19 Mar Remboursement des psychologues-psychothérapeutes par la LAMal : de soignant à expert ?
La LAMal va peut-être bientôt englober les prestations des psychothérapeutes non-médecins (on les appelle aussi psychologues)[1]. Cette reconnaissance fédérale induit des obligations liées au système de santé suisse, notamment vis-à-vis des assurances à travers rapports, diagnostics et preuves à fournir. Cette nouvelle position en est une d’expertise, donc de savoir. Et seuls les psychiatres ou formation jugée équivalente peuvent décider de prescrire une psychothérapie, juge la Société Suisse de Psychiatrie et Psychothérapie dans sa prise de position du 2 septembre 2019. Le médecin sait, on l’appelle traditionnellement docteur (du latin doctus « celui qui sait »). On ne dit pas des psychologues qu’ils sont docteurs[2], mais il arrive qu’on les appelle thérapeutes (du grec ancien θεραπευτής « serviteur, celui qui prend soin de quelqu’un »).
Et les docteurs semblent savoir que les thérapeutes ne savent pas. Dans l’émission de la RTS Forum du 11 septembre 2019, concernant leurs connaissances dans le système de santé psychique Sandrine Ghilardi, présidente du groupe des psychiatres et psychothérapeutes genevois interrompt Stephan Wenger, coprésident de la FSP : « je pense être un peu plus compétente ». On l’entend aussi dire « j’estime que les patients qui ont des problématiques psychiques ont droit à des prestations de qualité, c’est-à-dire qu’il y ait une indication qui soit posée par un médecin ». Sur leur blog, le Groupement des Psychiatres et Psychothérapeutes Vaudois écrit le 2 septembre 2019 : « Cette entrée dans la LAMal de non-médecins menace toute la profession« . Je me demande si la menace est d’associer des gens qui savent avec des gens qui ne savent pas.
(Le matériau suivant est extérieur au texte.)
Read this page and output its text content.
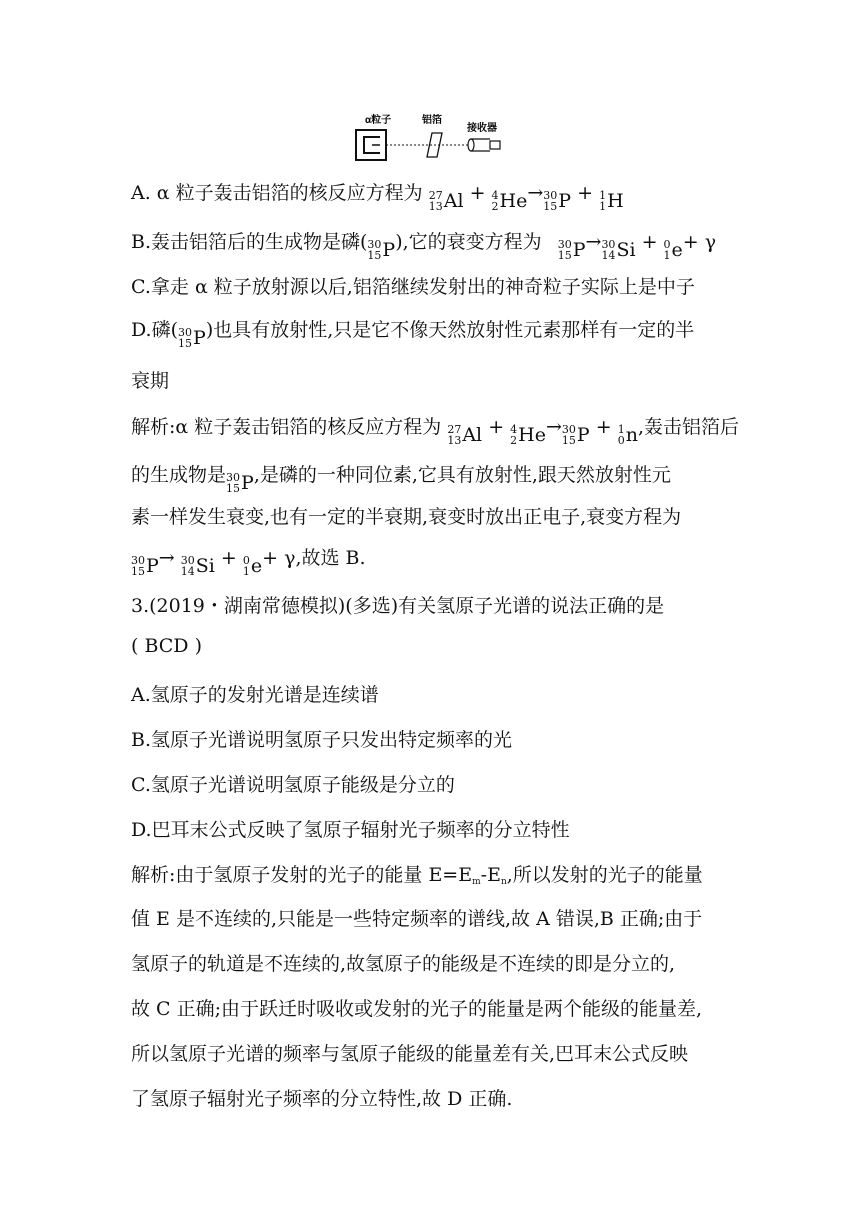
α粒子	铝箔
接收器
A. α 粒子轰击铝箔的核反应方程为 27
13 Al + 4
2 He → 30
15 P + 1
1 H
B.轰击铝箔后的生成物是磷( 30
15 P ),它的衰变方程为 30
15 P → 30
14 Si + 0
1 e + γ
C.拿走 α 粒子放射源以后,铝箔继续发射出的神奇粒子实际上是中子
D.磷( 30
15 P )也具有放射性,只是它不像天然放射性元素那样有一定的半
衰期
解析:α 粒子轰击铝箔的核反应方程为 27
13 Al + 4
2 He → 30
15 P + 1
0 n ,轰击铝箔后
的生成物是 30
15 P ,是磷的一种同位素,它具有放射性,跟天然放射性元
素一样发生衰变,也有一定的半衰期,衰变时放出正电子,衰变方程为
30
15 P → 30
14 Si + 0
1 e + γ,故选 B.
3.(2019・湖南常德模拟)(多选)有关氢原子光谱的说法正确的是
( BCD )
A.氢原子的发射光谱是连续谱
B.氢原子光谱说明氢原子只发出特定频率的光
C.氢原子光谱说明氢原子能级是分立的
D.巴耳末公式反映了氢原子辐射光子频率的分立特性
解析:由于氢原子发射的光子的能量 E=Em-En,所以发射的光子的能量
值 E 是不连续的,只能是一些特定频率的谱线,故 A 错误,B 正确;由于
氢原子的轨道是不连续的,故氢原子的能级是不连续的即是分立的,
故 C 正确;由于跃迁时吸收或发射的光子的能量是两个能级的能量差,
所以氢原子光谱的频率与氢原子能级的能量差有关,巴耳末公式反映
了氢原子辐射光子频率的分立特性,故 D 正确.
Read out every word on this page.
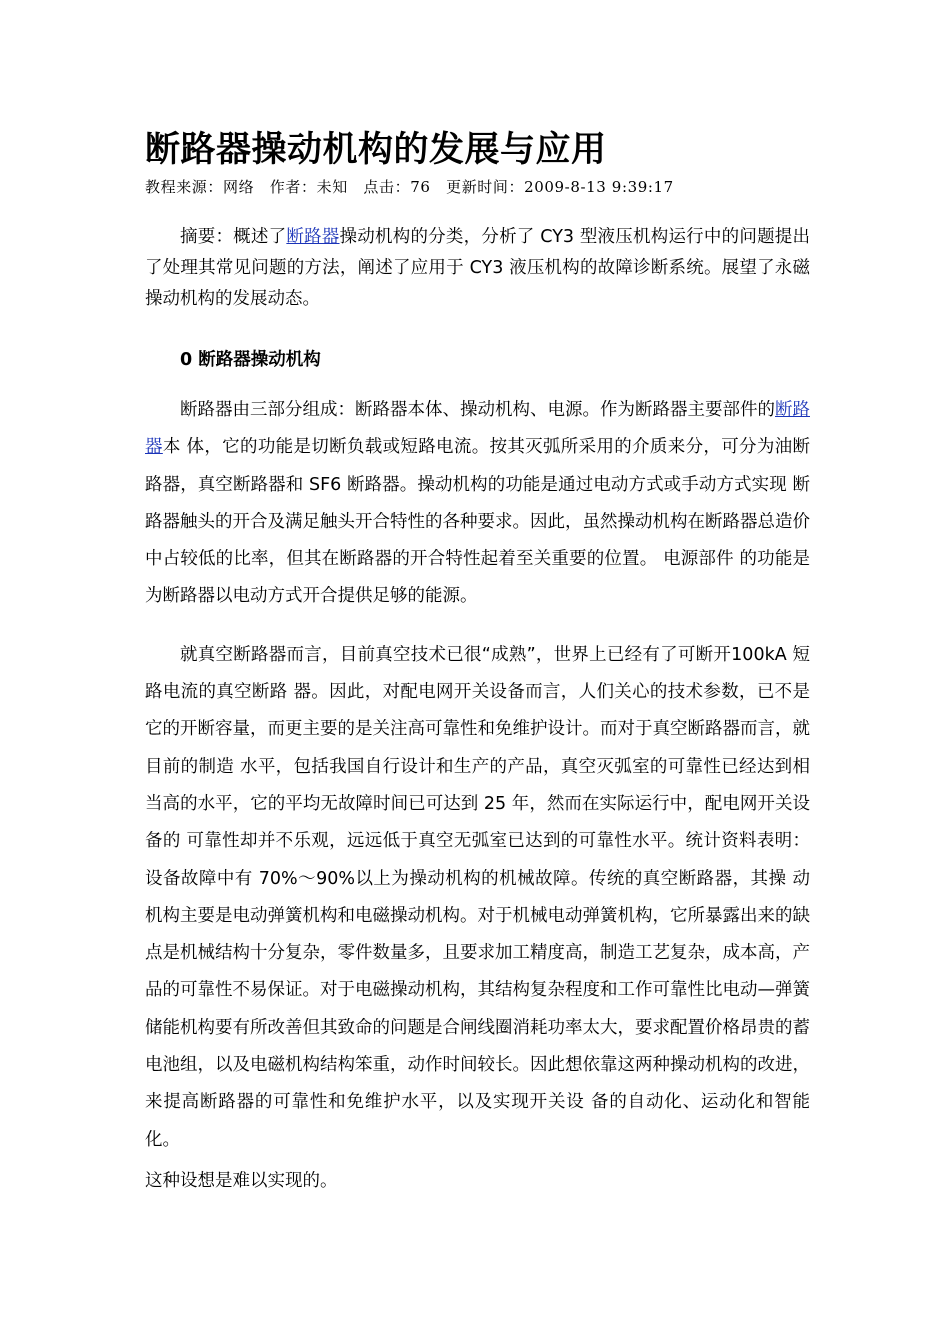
断路器操动机构的发展与应用
教程来源：网络　作者：未知　点击：76　更新时间：2009-8-13 9:39:17

摘要：概述了断路器操动机构的分类，分析了 CY3 型液压机构运行中的问题提出了处理其常见问题的方法，阐述了应用于 CY3 液压机构的故障诊断系统。展望了永磁操动机构的发展动态。

0 断路器操动机构

断路器由三部分组成：断路器本体、操动机构、电源。作为断路器主要部件的断路器本 体，它的功能是切断负载或短路电流。按其灭弧所采用的介质来分，可分为油断路器，真空断路器和 SF6 断路器。操动机构的功能是通过电动方式或手动方式实现 断路器触头的开合及满足触头开合特性的各种要求。因此，虽然操动机构在断路器总造价中占较低的比率，但其在断路器的开合特性起着至关重要的位置。 电源部件 的功能是为断路器以电动方式开合提供足够的能源。

就真空断路器而言，目前真空技术已很“成熟”，世界上已经有了可断开100kA 短路电流的真空断路 器。因此，对配电网开关设备而言，人们关心的技术参数，已不是它的开断容量，而更主要的是关注高可靠性和免维护设计。而对于真空断路器而言，就目前的制造 水平，包括我国自行设计和生产的产品，真空灭弧室的可靠性已经达到相当高的水平，它的平均无故障时间已可达到 25 年，然而在实际运行中，配电网开关设备的 可靠性却并不乐观，远远低于真空无弧室已达到的可靠性水平。统计资料表明：设备故障中有 70%～90%以上为操动机构的机械故障。传统的真空断路器，其操 动机构主要是电动弹簧机构和电磁操动机构。对于机械电动弹簧机构，它所暴露出来的缺点是机械结构十分复杂，零件数量多，且要求加工精度高，制造工艺复杂，成本高，产品的可靠性不易保证。对于电磁操动机构，其结构复杂程度和工作可靠性比电动—弹簧储能机构要有所改善但其致命的问题是合闸线圈消耗功率太大，要求配置价格昂贵的蓄电池组，以及电磁机构结构笨重，动作时间较长。因此想依靠这两种操动机构的改进，来提高断路器的可靠性和免维护水平，以及实现开关设 备的自动化、运动化和智能化。

这种设想是难以实现的。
Je ne sais pas.
Heureux de l’accès facilité aux soins psychiques grâce à cette reconnaissance fédérale, je suis aussi craintif des conséquences d’une affiliation à un système de soins assujetti à l’expertise, aux rapports et aux diagnostics, une lourdeur administrative qui pourrait me faire perdre de vue la raison qui m’a poussé à choisir mon métier de thérapeute et me faire passer lentement et sans m’en rendre compte de celui qui prend soin à celui qui sait. En d’autres termes de devenir centré sur le savoir plutôt que sur la personne. Je crois profondément que l’effet de la thérapie repose essentiellement sur l’attitude relationnelle, et non pas sur un savoir théorique et une capacité de diagnostic des troubles.
De thérapeute à docteur ? Je ne sais pas.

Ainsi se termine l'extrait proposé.